Dennis |
Open Your Eyes
By M.D. Spenser
Open
Your Eyes is a lovely and inventive folk-pop album by an eight-piece British band
called Dennis -- 11 songs marked by gentle horns, rich instrumentation and delightful
vocal harmonies.
All the songs are originals, credited to the full band – and
fine songs they are. Whoever is crafting them understands that many of the best
songs are moods and moments rather than narratives; they ask questions rather
answer them, and they wonder rather than declaim.
The song Give Me Soul, for
example, has lyrics comprised of a mere 50 words, yet it evokes longing and
need. And the lyrics to Leaving You Alone – sung over a danceable rhythm
accented here and there by hand claps – are punctuated largely by question
marks: ‘Lately I’ve been asking questions/Maybe I should be leaving you alone?’
Many of the songs are beautifully orchestrated. One of them, though – Talk For
Hours – is a cappella but for hand claps and drums.

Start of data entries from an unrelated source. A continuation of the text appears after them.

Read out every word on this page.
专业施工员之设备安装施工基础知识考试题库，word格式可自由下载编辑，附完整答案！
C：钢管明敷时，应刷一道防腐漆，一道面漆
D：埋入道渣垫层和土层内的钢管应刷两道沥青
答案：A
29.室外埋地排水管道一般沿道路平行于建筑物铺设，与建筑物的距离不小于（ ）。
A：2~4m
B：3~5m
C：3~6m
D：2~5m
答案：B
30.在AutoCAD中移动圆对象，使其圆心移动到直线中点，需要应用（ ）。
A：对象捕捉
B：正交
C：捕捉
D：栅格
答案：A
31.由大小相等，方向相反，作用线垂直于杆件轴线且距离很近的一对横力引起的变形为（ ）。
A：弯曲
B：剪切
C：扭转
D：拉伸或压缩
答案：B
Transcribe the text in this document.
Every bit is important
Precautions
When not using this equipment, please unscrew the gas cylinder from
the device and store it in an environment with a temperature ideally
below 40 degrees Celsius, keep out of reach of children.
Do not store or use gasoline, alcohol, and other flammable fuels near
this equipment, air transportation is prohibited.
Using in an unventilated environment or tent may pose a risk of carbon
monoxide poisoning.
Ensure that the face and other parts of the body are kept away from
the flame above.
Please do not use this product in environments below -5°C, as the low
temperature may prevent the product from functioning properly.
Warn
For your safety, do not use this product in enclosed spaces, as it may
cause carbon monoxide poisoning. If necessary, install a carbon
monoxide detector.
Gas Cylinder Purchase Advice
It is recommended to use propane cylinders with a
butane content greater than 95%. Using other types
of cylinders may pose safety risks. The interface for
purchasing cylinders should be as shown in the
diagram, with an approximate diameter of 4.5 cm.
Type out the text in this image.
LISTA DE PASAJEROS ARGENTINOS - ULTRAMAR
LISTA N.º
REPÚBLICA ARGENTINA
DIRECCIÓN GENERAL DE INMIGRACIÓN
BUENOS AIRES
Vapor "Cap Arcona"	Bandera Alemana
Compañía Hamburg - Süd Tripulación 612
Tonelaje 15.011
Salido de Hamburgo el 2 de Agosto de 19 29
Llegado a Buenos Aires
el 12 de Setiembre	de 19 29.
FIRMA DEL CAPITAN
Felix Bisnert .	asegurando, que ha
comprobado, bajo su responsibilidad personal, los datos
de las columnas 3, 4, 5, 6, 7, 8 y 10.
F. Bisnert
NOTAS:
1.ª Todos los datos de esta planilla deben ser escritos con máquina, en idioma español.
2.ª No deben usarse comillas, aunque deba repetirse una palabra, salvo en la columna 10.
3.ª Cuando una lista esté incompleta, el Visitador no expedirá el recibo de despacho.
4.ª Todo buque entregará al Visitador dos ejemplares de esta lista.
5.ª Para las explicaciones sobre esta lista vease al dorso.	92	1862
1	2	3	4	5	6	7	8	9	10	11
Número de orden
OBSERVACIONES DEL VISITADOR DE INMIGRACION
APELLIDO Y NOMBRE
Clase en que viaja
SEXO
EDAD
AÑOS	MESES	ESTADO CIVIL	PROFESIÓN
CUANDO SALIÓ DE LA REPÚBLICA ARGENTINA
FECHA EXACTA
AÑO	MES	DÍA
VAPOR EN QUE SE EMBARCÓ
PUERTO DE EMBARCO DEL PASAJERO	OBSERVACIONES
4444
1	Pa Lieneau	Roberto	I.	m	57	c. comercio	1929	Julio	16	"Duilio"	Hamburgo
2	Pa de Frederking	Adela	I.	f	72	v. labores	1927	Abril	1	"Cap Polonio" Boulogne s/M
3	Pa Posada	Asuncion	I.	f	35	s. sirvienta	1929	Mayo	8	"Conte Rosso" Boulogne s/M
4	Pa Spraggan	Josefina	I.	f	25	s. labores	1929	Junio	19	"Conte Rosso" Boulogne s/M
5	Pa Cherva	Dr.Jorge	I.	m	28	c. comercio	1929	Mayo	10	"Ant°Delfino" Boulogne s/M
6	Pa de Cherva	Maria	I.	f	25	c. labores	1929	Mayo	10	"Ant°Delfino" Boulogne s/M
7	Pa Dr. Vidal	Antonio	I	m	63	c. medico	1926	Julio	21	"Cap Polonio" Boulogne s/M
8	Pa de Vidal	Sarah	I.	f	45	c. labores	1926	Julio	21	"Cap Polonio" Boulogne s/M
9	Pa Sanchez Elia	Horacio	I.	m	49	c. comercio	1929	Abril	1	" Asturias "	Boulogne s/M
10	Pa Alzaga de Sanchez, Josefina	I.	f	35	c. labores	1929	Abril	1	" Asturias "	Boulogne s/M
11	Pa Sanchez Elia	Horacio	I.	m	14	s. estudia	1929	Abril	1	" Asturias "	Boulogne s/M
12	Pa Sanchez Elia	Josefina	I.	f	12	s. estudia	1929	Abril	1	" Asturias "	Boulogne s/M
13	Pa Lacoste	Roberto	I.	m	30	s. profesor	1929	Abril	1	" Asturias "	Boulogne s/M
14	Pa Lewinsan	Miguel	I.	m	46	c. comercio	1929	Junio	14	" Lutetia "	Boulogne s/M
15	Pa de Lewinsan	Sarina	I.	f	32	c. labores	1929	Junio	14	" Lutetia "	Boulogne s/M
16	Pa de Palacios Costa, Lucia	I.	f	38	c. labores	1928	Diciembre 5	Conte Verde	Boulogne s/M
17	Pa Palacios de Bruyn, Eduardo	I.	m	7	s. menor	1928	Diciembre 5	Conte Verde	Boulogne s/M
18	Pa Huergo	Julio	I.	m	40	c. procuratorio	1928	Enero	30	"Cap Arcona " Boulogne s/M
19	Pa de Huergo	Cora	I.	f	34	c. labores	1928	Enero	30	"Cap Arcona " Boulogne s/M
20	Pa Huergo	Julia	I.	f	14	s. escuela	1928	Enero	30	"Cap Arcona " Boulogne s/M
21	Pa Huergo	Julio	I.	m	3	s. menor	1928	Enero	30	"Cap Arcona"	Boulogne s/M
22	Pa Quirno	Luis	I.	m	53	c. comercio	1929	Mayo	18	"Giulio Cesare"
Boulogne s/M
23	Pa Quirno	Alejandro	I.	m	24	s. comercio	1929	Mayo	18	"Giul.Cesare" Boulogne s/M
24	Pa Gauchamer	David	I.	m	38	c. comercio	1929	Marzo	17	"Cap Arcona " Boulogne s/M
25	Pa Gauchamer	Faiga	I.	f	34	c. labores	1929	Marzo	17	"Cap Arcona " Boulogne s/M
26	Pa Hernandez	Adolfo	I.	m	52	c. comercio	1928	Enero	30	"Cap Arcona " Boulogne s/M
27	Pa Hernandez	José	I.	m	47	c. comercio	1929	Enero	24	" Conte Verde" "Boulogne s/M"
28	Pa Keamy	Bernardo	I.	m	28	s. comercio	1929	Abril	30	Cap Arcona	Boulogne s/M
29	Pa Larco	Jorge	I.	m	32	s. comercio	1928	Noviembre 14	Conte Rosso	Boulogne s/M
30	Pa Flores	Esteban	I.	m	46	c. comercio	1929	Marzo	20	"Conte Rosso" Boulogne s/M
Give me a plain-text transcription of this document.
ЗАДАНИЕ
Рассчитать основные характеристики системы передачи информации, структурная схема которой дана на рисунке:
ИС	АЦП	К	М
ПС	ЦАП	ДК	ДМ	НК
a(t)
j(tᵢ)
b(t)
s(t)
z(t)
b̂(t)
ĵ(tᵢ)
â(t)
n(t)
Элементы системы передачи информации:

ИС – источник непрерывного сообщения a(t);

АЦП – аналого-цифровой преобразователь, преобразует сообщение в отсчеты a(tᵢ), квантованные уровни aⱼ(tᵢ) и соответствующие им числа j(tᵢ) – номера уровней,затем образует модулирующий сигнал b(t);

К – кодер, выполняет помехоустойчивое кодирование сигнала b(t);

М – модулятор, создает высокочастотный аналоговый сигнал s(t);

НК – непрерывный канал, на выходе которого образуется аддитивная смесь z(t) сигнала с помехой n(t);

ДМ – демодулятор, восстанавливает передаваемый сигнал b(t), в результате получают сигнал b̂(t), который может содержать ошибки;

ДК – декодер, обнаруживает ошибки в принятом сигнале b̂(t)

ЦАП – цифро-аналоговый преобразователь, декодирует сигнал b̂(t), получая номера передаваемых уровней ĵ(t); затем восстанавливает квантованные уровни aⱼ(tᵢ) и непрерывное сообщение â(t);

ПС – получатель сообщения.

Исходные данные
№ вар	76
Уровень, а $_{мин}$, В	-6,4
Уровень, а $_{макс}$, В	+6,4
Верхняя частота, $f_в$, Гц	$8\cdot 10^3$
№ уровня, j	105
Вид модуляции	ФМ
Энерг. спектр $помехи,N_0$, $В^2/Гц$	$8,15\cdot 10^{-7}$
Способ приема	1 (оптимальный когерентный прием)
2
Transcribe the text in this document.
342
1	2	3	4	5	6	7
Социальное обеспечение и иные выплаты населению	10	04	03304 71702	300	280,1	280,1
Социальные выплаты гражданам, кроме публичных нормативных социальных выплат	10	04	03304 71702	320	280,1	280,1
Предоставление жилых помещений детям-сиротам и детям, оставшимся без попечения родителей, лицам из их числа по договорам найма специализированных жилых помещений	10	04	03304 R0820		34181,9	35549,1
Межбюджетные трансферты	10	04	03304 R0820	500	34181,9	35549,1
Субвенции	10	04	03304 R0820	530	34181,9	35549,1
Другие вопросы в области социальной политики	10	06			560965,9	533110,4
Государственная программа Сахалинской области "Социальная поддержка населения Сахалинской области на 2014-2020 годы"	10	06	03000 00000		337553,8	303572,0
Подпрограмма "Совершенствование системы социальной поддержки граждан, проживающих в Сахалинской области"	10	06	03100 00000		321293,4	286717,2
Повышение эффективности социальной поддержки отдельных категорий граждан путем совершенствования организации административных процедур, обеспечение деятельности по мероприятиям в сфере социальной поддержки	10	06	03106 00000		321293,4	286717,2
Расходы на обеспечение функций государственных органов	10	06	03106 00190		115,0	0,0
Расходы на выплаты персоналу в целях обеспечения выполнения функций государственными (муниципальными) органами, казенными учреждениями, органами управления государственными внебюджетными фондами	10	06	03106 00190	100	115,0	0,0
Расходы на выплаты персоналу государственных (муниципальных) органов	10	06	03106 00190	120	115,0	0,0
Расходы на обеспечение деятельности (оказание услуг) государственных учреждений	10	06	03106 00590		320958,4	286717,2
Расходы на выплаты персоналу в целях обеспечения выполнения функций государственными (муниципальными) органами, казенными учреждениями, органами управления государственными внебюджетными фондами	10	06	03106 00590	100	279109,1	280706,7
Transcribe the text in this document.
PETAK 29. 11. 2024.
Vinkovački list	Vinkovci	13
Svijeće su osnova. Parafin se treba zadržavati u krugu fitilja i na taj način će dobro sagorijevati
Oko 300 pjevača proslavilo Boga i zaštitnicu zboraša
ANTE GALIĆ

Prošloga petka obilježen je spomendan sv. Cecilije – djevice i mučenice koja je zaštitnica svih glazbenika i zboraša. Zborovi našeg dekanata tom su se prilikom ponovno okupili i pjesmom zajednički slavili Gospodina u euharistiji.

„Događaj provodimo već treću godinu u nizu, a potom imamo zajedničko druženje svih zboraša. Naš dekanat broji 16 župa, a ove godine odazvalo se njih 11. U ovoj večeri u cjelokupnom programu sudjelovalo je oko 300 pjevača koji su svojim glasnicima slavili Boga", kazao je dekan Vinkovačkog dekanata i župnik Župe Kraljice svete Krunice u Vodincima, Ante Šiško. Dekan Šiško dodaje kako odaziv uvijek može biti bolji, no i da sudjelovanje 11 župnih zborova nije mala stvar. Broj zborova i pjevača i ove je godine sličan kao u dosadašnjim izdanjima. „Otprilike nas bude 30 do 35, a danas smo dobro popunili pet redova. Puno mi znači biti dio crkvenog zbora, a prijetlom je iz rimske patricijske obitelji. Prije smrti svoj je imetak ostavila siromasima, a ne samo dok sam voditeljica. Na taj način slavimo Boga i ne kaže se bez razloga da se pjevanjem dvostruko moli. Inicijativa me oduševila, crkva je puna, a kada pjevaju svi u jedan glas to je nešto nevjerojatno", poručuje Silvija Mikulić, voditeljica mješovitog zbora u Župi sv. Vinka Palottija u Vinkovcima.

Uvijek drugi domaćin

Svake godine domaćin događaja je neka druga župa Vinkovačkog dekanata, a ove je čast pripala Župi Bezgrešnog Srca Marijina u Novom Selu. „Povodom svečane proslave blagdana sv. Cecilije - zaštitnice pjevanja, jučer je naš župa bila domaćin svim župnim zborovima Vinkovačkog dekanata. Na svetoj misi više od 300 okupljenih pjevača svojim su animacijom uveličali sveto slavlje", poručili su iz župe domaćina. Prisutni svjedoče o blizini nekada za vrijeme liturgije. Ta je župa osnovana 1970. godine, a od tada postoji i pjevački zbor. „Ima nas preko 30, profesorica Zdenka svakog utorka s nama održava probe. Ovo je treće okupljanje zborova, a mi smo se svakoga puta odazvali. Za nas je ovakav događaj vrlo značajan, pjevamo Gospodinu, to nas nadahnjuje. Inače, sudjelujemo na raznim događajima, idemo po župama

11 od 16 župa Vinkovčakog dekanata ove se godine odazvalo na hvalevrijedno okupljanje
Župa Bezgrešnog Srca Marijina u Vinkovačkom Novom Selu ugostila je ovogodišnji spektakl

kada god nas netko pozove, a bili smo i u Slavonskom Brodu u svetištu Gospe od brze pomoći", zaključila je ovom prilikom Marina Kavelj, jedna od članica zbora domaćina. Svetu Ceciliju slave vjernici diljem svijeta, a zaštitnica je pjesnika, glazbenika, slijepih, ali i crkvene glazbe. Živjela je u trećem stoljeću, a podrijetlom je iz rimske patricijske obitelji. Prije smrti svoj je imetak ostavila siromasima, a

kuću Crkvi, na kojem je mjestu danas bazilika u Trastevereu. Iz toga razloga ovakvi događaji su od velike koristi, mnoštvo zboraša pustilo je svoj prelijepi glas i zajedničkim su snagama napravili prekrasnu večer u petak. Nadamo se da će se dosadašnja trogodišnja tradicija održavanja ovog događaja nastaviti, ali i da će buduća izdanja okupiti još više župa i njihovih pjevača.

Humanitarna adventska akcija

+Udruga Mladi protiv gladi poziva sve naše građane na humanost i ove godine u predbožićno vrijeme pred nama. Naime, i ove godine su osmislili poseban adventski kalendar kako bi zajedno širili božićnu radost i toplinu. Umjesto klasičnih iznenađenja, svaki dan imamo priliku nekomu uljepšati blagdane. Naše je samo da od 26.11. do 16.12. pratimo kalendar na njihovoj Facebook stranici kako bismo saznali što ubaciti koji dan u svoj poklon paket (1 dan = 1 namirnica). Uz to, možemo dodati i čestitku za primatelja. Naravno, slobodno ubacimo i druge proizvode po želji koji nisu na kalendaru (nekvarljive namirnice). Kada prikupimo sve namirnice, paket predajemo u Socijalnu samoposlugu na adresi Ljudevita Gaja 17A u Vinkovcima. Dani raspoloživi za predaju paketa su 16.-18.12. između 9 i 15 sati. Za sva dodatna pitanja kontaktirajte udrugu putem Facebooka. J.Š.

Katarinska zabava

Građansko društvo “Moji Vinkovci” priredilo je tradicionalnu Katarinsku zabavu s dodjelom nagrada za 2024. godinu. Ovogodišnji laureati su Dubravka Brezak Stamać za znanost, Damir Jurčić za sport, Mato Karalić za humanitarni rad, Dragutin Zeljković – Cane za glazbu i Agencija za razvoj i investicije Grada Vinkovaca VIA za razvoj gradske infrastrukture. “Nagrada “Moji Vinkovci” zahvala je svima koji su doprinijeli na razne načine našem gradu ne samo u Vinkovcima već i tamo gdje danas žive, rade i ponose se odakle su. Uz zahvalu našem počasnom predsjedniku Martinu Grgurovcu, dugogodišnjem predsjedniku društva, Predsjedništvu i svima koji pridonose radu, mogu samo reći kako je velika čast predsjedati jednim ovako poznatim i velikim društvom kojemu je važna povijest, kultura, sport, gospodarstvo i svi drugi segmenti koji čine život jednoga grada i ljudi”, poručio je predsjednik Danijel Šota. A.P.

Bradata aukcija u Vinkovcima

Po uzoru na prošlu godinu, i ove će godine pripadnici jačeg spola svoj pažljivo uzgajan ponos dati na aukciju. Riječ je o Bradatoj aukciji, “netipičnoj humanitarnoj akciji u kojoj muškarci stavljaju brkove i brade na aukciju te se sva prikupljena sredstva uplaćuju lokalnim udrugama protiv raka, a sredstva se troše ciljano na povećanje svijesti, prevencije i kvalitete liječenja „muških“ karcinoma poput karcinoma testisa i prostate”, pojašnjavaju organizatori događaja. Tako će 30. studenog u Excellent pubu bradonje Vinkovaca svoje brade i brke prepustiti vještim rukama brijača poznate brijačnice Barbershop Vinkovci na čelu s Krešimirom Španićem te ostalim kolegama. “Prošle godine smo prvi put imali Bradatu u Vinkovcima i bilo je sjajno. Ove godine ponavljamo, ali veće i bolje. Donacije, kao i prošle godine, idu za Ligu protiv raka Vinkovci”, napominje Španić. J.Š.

The song-writing, from the
opening track to the final note, exhibits experience and control: A couple of
the songs are less than two minutes long – and they are the more powerful for
it.
Most of these songs sound entirely new yet immediately familiar. They are
about desire, about doubt, about hope.
Hometown, the final number in the set, speaks
of being well-grounded. ‘I really love my hometown,’ the lyrics go, ‘I really
love the way we keep hanging around/I really love the way it makes me stay.’ The
song refers no doubt to someplace in County Durham, a good 270 miles north of
London, where the band is from.
For music-lovers
whose tastes encompass diversity, this album is a gem. I hope the band members
are all getting along because we need to hear more from Dennis. What a find.